The 20% Safety Pledge That Became 2%
One risk factor unlikely to appear in the formal S-1 but certain to follow OpenAI through its public life: the distance between its safety commitments and its actual execution.
In 2023, OpenAI publicly pledged to dedicate 20% of its compute capacity to superalignment research, the work of ensuring that increasingly powerful AI systems remain aligned with human values. According to internal reporting that surfaced this month, the company delivered between 1% and 2% of that commitment, on aging hardware, before dissolving the superalignment team entirely.
For a company asking public investors to trust that it can responsibly build artificial general intelligence while burning $14 billion a year, the gap between stated commitments and actual resource allocation is a material governance risk. Institutional investors, ESG-focused funds, and regulators in both the U.S. and EU will measure OpenAI’s safety track record against the expanding frontier AI testing regime, which now includes 40 government evaluations before models reach the public. The dissolved internal benchmarks are no longer the measuring stick.
Anthropic Turned Profitable the Same Quarter OpenAI Filed Its S-1
The timing creates a comparison that OpenAI’s underwriters would probably prefer to avoid. In the same window that OpenAI prepared its trillion-dollar IPO paperwork, Anthropic projected its first quarterly operating profit: $559 million on $10.9 billion in Q2 2026 revenue, representing 130% growth from Q1. Anthropic’s compute cost per dollar of revenue dropped from 71 cents in Q1 to 56 cents in Q2, a 15-cent shift in a single quarter that turned near break-even into a $559 million profit.
Anthropic achieved that result on revenue roughly half of OpenAI’s, with a smaller model lineup, and without an advertising business. The implication is uncomfortable for OpenAI’s investment thesis: a leaner competitor found unit economics that work at scale, while OpenAI’s margins moved in the opposite direction.
OpenAI’s counter will likely center on platform breadth. Between GPT-5.5, the Codex desktop agent, the Deployment Company’s $4 billion consulting arm, ChatGPT’s consumer base, and the advertising platform, OpenAI is building a diversified AI conglomerate. Anthropic is building a focused enterprise AI company. Both are legitimate strategies. Only one of them is asking public markets for a trillion-dollar valuation while losing money on every dollar of revenue.
What the Public S-1 Will Finally Reveal
The confidential filing means the full document will remain private until approximately 15 days before the roadshow, likely sometime in August 2026. When it drops, several questions will have answers for the first time: customer concentration (exactly how dependent is OpenAI on Microsoft as both investor and paying customer?), the detailed compute cost breakdown by product line, the revenue split between ChatGPT subscriptions, API usage, enterprise contracts, and advertising, and the specific terms of the SoftBank Stargate partnership.
For enterprise buyers evaluating AI vendors, a public OpenAI changes the information asymmetry entirely.
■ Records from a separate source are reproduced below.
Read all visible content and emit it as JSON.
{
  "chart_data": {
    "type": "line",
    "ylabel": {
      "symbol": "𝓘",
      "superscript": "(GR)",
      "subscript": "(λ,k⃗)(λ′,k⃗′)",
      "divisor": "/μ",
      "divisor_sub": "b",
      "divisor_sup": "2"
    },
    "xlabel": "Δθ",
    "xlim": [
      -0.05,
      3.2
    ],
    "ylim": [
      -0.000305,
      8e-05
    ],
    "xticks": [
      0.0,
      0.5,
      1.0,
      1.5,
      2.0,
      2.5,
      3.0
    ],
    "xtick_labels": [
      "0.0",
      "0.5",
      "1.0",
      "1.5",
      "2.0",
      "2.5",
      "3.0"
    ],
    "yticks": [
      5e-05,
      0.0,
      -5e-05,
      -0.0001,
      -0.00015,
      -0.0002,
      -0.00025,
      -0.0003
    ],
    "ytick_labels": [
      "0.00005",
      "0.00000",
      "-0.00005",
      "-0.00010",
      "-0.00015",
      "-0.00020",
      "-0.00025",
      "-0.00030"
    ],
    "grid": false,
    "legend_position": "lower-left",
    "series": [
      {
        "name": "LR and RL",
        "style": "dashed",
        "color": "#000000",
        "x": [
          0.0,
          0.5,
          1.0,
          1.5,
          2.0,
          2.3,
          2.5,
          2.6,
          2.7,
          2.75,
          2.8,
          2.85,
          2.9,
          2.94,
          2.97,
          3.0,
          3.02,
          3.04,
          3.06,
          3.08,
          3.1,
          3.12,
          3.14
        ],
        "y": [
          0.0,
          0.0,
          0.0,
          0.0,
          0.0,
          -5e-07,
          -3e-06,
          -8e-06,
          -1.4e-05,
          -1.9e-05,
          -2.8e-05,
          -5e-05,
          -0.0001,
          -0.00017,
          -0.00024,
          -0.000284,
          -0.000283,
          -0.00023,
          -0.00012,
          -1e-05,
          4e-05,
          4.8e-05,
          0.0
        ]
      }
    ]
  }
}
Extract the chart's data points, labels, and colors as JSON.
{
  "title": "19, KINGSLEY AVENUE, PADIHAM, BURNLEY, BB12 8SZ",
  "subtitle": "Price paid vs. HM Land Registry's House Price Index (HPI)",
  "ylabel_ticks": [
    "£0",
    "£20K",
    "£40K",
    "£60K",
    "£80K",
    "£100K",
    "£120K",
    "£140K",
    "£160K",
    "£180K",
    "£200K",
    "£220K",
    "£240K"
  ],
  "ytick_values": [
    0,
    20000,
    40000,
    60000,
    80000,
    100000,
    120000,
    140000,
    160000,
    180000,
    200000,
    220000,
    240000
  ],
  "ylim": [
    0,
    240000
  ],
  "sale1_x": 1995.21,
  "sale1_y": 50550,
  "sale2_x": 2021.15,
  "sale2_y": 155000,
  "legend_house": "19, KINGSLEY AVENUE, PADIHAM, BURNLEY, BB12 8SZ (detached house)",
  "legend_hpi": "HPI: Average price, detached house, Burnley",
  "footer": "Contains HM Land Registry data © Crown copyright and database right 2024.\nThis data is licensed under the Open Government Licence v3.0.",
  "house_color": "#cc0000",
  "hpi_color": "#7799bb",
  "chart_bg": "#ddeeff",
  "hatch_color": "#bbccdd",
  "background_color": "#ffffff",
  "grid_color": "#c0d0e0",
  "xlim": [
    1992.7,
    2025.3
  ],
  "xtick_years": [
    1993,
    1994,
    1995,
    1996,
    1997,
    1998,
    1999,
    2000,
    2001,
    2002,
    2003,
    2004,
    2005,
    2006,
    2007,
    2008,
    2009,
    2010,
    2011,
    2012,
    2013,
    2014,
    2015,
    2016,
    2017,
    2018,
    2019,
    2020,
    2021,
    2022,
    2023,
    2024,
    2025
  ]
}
Quarterly earnings calls will reveal churn rates, expansion revenue, and whether the enterprise business can sustain the infrastructure buildout without perpetual infusions of private capital.
For the broader AI industry, this IPO is a referendum on the central thesis of the current investment cycle: that frontier AI companies can generate returns proportional to the capital they consume. Google has committed $190 billion in annual AI capex. Anthropic just closed a $30 billion funding round at a $900 billion valuation. The total capital deployed into frontier AI infrastructure now exceeds the GDP of all but about 20 countries on earth.
OpenAI’s S-1 will be the first document to translate that spending into the language of public market accounting. The numbers will speak for themselves.